A few days ago I wrote an entry summarizing the results of a preference survey of candidates for this year’s elections in Colombia. I received a response from 252 people who organized the five candidates who ran in the first round, plus the blank vote, from highest to lowest preference. Each chain of preference granted a determined number of votes to each candidate depending on their position. To obtain the collective vision, all the votes given to the different candidates by the 252 respondents were added together.

Depending on how many votes are assigned to each position one gets different electoral systems, and the uncomfortable observation is that their results can be totally different from each other. For example, from the survey I obtained the following orders of preference using five different systems (using the nomenclature “So-and-so> Mengano” to say that so-and-so over Mengano is preferred):

Duque> Petro> Fajardo> Street> Vargas Lleras> Blank

Duque> Fajardo> Petro> Street> Vargas Lleras> Blank

Fajardo> Duque> Petro> Street> Vargas Lleras> Blank

Fajardo> Street> Vargas Lleras> Duque> Blank> Petro

Vargas Lleras> Blank> Street> Fajardo> Petro> Duque

Clearly, the five results seem to contradict each other. The first chain, in particular, is the one obtained using the plurality system, which is the one we use in our elections, and in which we only take into account the candidate that we prefer the most and reject the rest.

¿Which of all these results is correct? Well, each of those results corresponds to a photo of what the group of respondents thought. They are all correct, insofar as each one shows a different angle of the object that we want to understand. But as with the photos of the bowl, a single photo does not necessarily give us enough information to correctly reconstruct the object. The imposition of using a plurality system to choose our rulers is no more arbitrary than making the intention of only taking photos from side views.

The question remains: Is there an electoral method that is better than the rest? The analogy with the photos of the wooden bowl I think still applies. Look at the next photo.

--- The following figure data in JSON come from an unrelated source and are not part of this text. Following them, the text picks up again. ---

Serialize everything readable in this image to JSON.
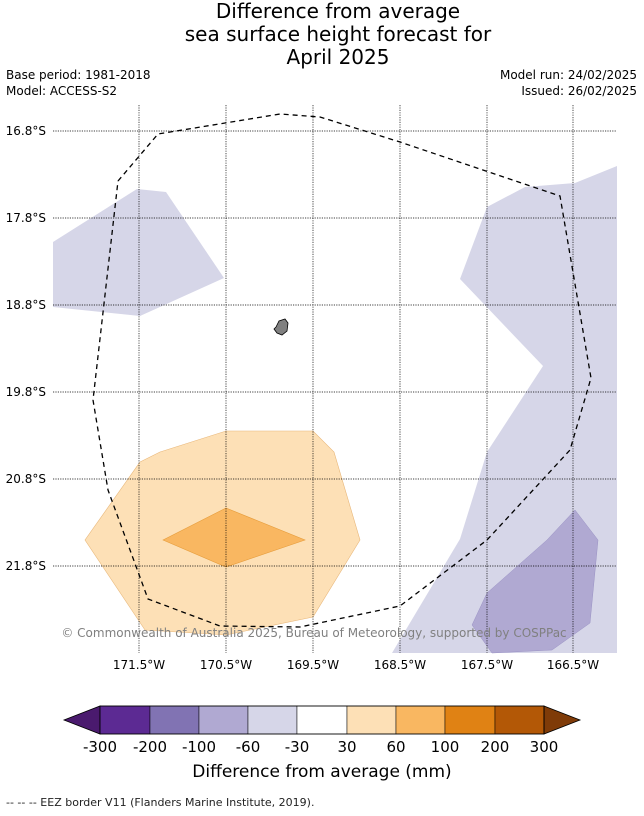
{
  "title": {
    "line1": "Difference from average",
    "line2": "sea surface height forecast for",
    "line3": "April 2025"
  },
  "meta": {
    "base_period": "Base period: 1981-2018",
    "model": "Model: ACCESS-S2",
    "model_run": "Model run: 24/02/2025",
    "issued": "Issued: 26/02/2025"
  },
  "map": {
    "lat_labels": [
      "16.8°S",
      "17.8°S",
      "18.8°S",
      "19.8°S",
      "20.8°S",
      "21.8°S"
    ],
    "lon_labels": [
      "171.5°W",
      "170.5°W",
      "169.5°W",
      "168.5°W",
      "167.5°W",
      "166.5°W"
    ],
    "copyright": "© Commonwealth of Australia 2025, Bureau of Meteorology, supported by COSPPac",
    "fill_colors": {
      "light_purple": "#d6d6e8",
      "mid_purple": "#b0a9d2",
      "light_orange": "#fde0b6",
      "mid_orange": "#f9b761",
      "island": "#808080"
    }
  },
  "colorbar": {
    "tick_labels": [
      "-300",
      "-200",
      "-100",
      "-60",
      "-30",
      "30",
      "60",
      "100",
      "200",
      "300"
    ],
    "colors": [
      "#4a1a6e",
      "#5c2a93",
      "#8173b3",
      "#b0a9d2",
      "#d6d6e8",
      "#ffffff",
      "#fde0b6",
      "#f9b761",
      "#e08214",
      "#b35806",
      "#7f3b08"
    ],
    "title": "Difference from average (mm)"
  },
  "footer": {
    "eez_legend": "-- -- -- EEZ border V11 (Flanders Marine Institute, 2019)."
  }
}
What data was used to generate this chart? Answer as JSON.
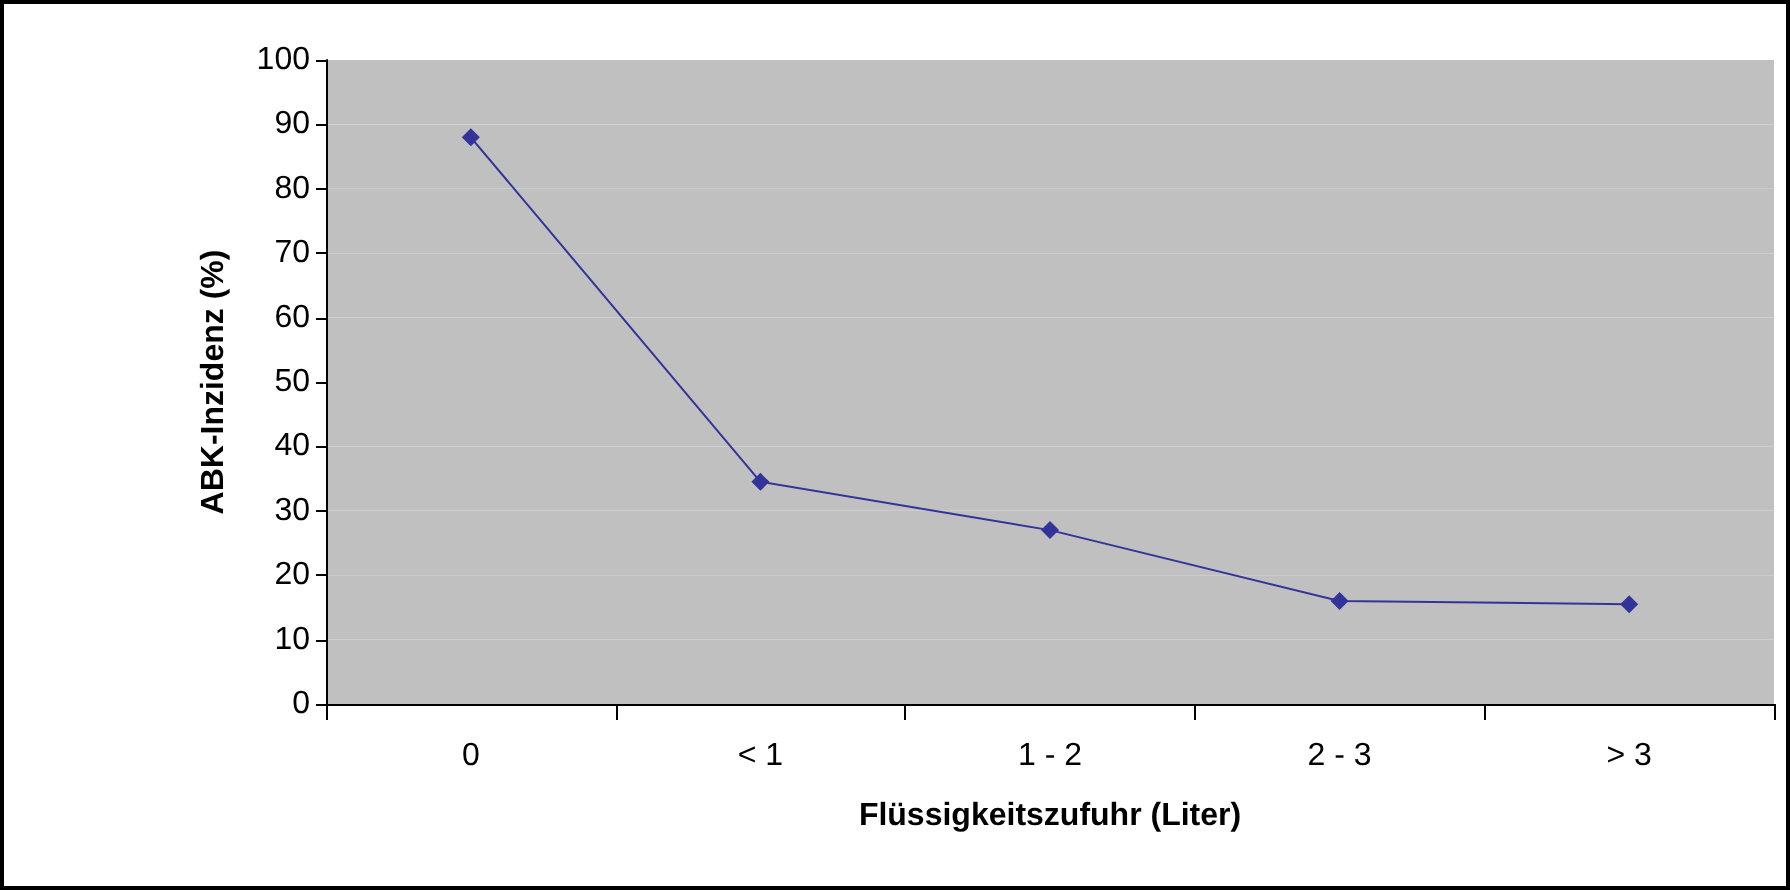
{
  "chart_data": {
    "type": "line",
    "xlabel": "Flüssigkeitszufuhr (Liter)",
    "ylabel": "ABK-Inzidenz (%)",
    "categories": [
      "0",
      "< 1",
      "1 - 2",
      "2 - 3",
      "> 3"
    ],
    "series": [
      {
        "color": "#333399",
        "values": [
          88,
          34.5,
          27,
          16,
          15.5
        ]
      }
    ],
    "ylim": [
      0,
      100
    ],
    "yticks": [
      0,
      10,
      20,
      30,
      40,
      50,
      60,
      70,
      80,
      90,
      100
    ],
    "grid": false,
    "marker": "diamond",
    "line_style": "solid"
  }
}
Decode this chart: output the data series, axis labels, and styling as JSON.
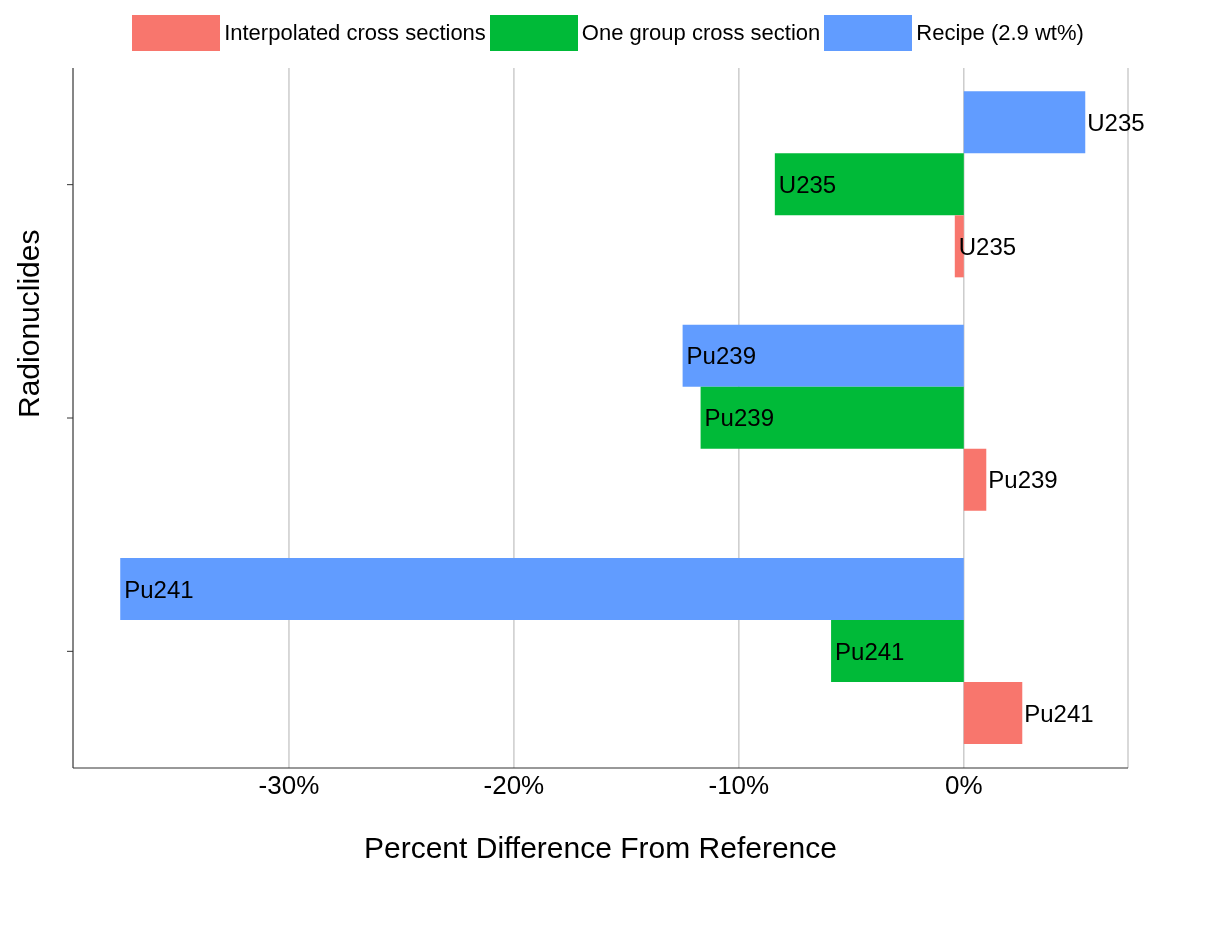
{
  "chart_data": {
    "type": "bar",
    "orientation": "horizontal",
    "categories": [
      null,
      null,
      null
    ],
    "series": [
      {
        "name": "Interpolated cross sections",
        "color": "#f8766d",
        "values": [
          -0.4,
          1.0,
          2.6
        ],
        "value_labels": [
          "U235",
          "Pu239",
          "Pu241"
        ]
      },
      {
        "name": "One group cross section",
        "color": "#00ba38",
        "values": [
          -8.4,
          -11.7,
          -5.9
        ],
        "value_labels": [
          "U235",
          "Pu239",
          "Pu241"
        ]
      },
      {
        "name": "Recipe (2.9 wt%)",
        "color": "#619cff",
        "values": [
          5.4,
          -12.5,
          -37.5
        ],
        "value_labels": [
          "U235",
          "Pu239",
          "Pu241"
        ]
      }
    ],
    "xlim": [
      -39.6,
      7.3
    ],
    "xticks": [
      {
        "value": -30,
        "label": "-30%"
      },
      {
        "value": -20,
        "label": "-20%"
      },
      {
        "value": -10,
        "label": "-10%"
      },
      {
        "value": 0,
        "label": "0%"
      }
    ],
    "xlabel": "Percent Difference From Reference",
    "ylabel": "Radionuclides",
    "grid": "x",
    "legend": "top",
    "tick_labels": "x"
  }
}
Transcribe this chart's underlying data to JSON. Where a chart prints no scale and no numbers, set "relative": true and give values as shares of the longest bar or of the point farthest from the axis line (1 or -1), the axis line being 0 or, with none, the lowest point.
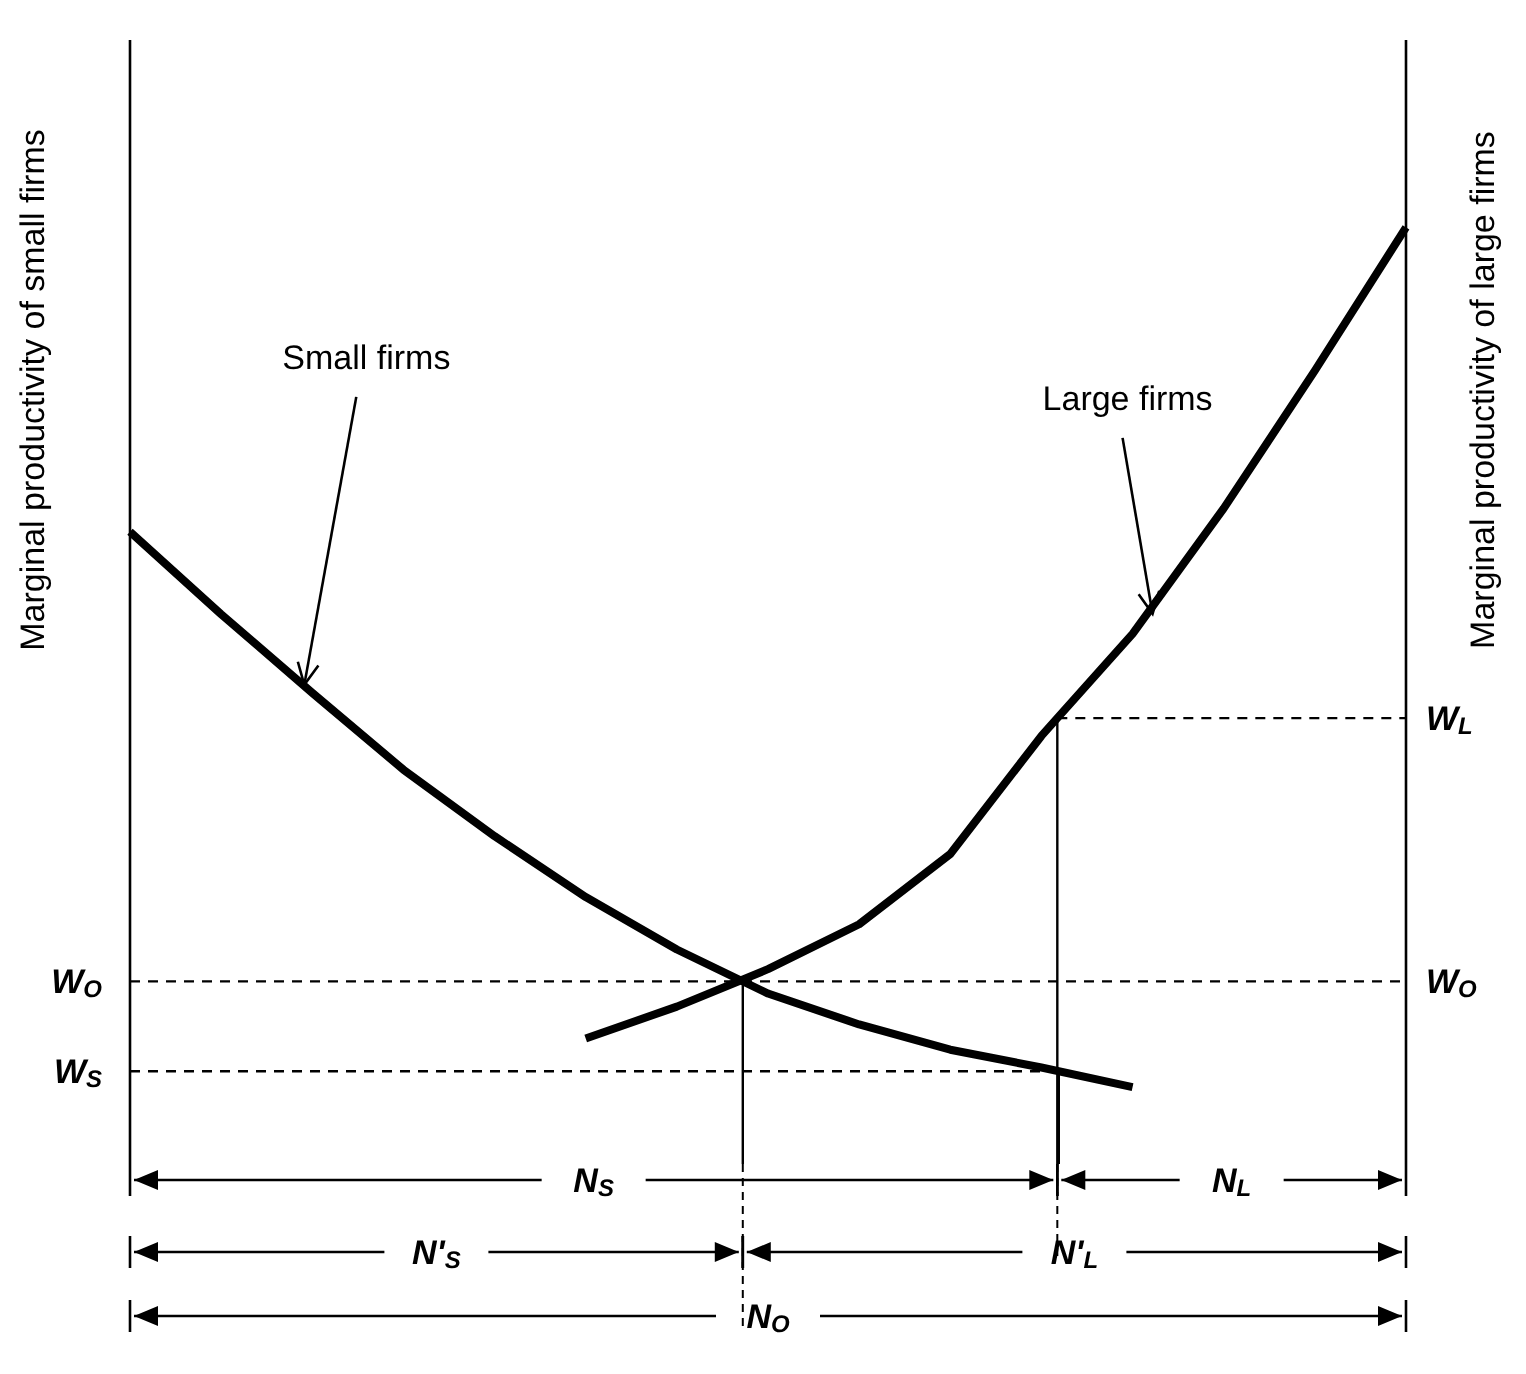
{
  "chart_data": {
    "type": "line",
    "relative": true,
    "ylabel": "Marginal productivity of small firms",
    "y2label": "Marginal productivity of large firms",
    "marker": "none",
    "line_style": "solid",
    "categories": [
      null,
      null,
      null,
      null,
      null,
      null,
      null,
      null,
      null,
      null,
      null,
      null,
      null,
      null,
      null
    ],
    "series": [
      {
        "name": "Small firms",
        "color": "#000000",
        "values": [
          0.675,
          0.587,
          0.503,
          0.421,
          0.35,
          0.285,
          0.229,
          0.182,
          0.149,
          0.122,
          0.103,
          0.082,
          null,
          null,
          null
        ]
      },
      {
        "name": "Large firms",
        "color": "#000000",
        "values": [
          null,
          null,
          null,
          null,
          null,
          0.134,
          0.168,
          0.208,
          0.256,
          0.331,
          0.457,
          0.566,
          0.7,
          0.847,
          1
        ]
      }
    ],
    "ref_lines": [
      {
        "axis": "y",
        "value": 0.195,
        "label": "W$_{O}$",
        "line_style": "dashed"
      },
      {
        "axis": "y",
        "value": 0.099,
        "label": "W$_{S}$",
        "line_style": "dashed"
      },
      {
        "axis": "y",
        "value": 0.476,
        "label": "W$_{L}$",
        "line_style": "dashed"
      }
    ],
    "annotations": [
      "N$_{S}$",
      "N$_{L}$",
      "N'$_{S}$",
      "N'$_{L}$",
      "N$_{O}$"
    ]
  }
}
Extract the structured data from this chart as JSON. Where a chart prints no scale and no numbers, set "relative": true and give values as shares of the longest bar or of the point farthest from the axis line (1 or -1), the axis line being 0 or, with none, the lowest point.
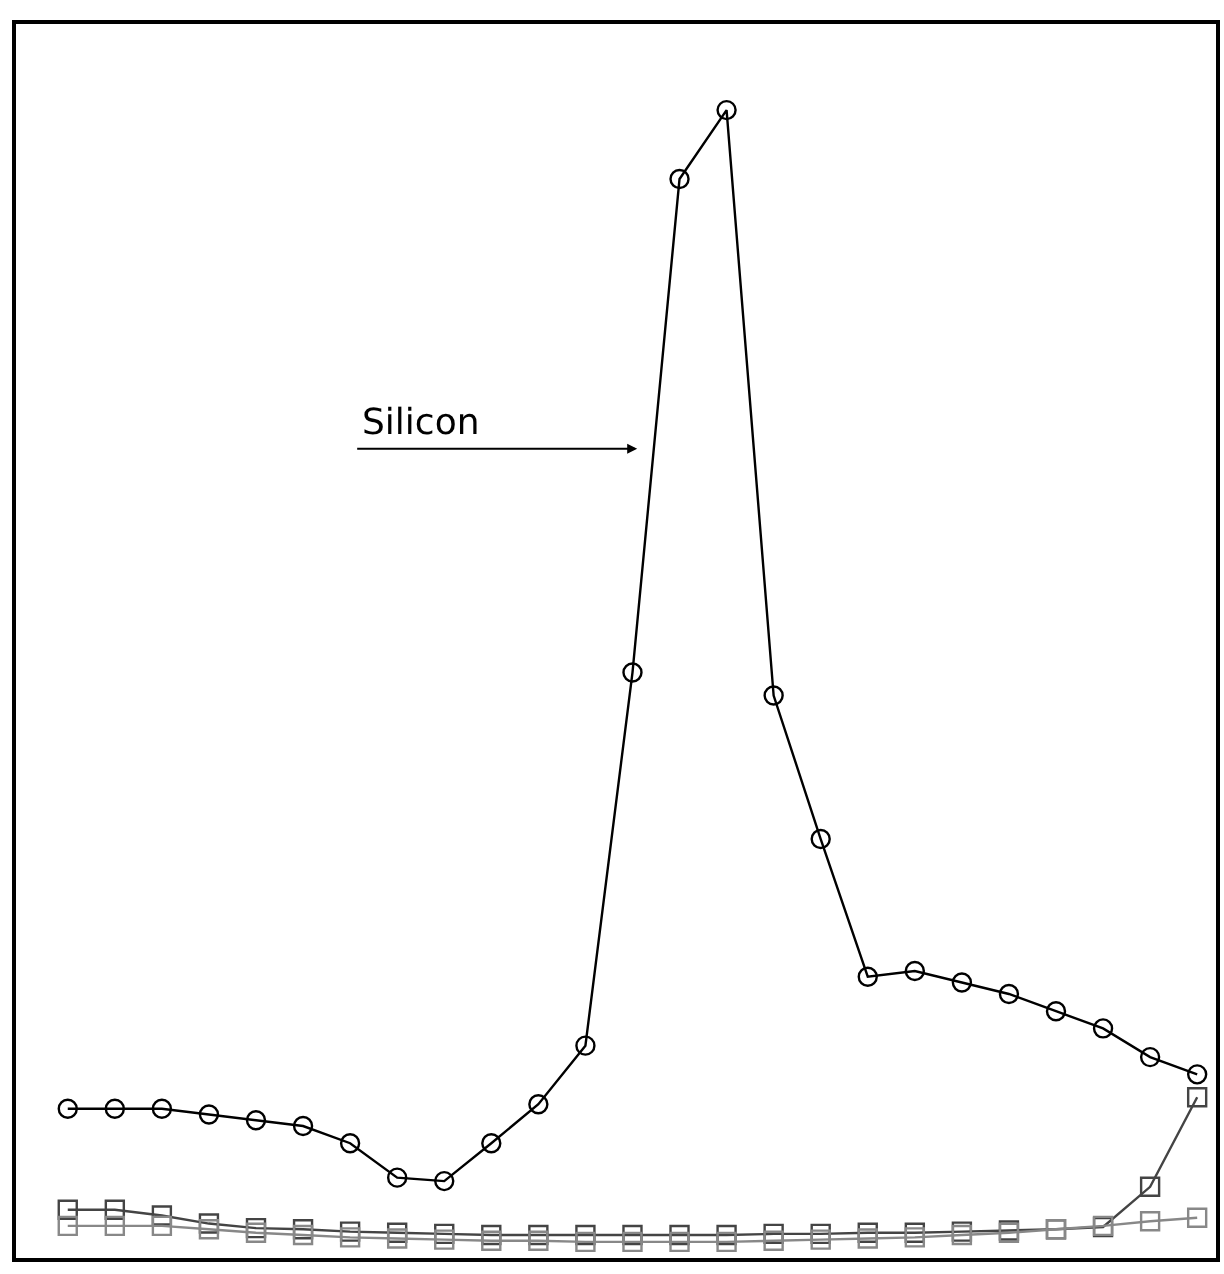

Taking the photo diagonally and at a certain angle helps solve many problems. Likewise, the Borda Recount or the Condorcet method are electoral systems that tend to introduce fewer distortions.

However, we can forget about having a perfect electoral system someday, that we can always use and with the peace of mind that we are not registering a deceptive image. And we know this with mathematical rigor: Kenneth Arrow, whom I had already mentioned in a previous post, accomplished the feat of demonstrating that any electoral system that one can invent will always have a blind spot that manifests itself in the form of electoral paradoxes. Translated into the world of photos, Arrow’s impossibility theorem tells us that if we always point our camera at the same angle – and no matter what angle it is – there will always be objects that we will not be able to correctly represent.

We, the electors, may have free will and choose the candidate we want. The shocking thing is to discover that destiny is encoded in the particular electoral system that has been imposed on us.

Can we design a democratic system for choosing rulers in which we incorporate more than a single rigid and incomplete photo of what the people say?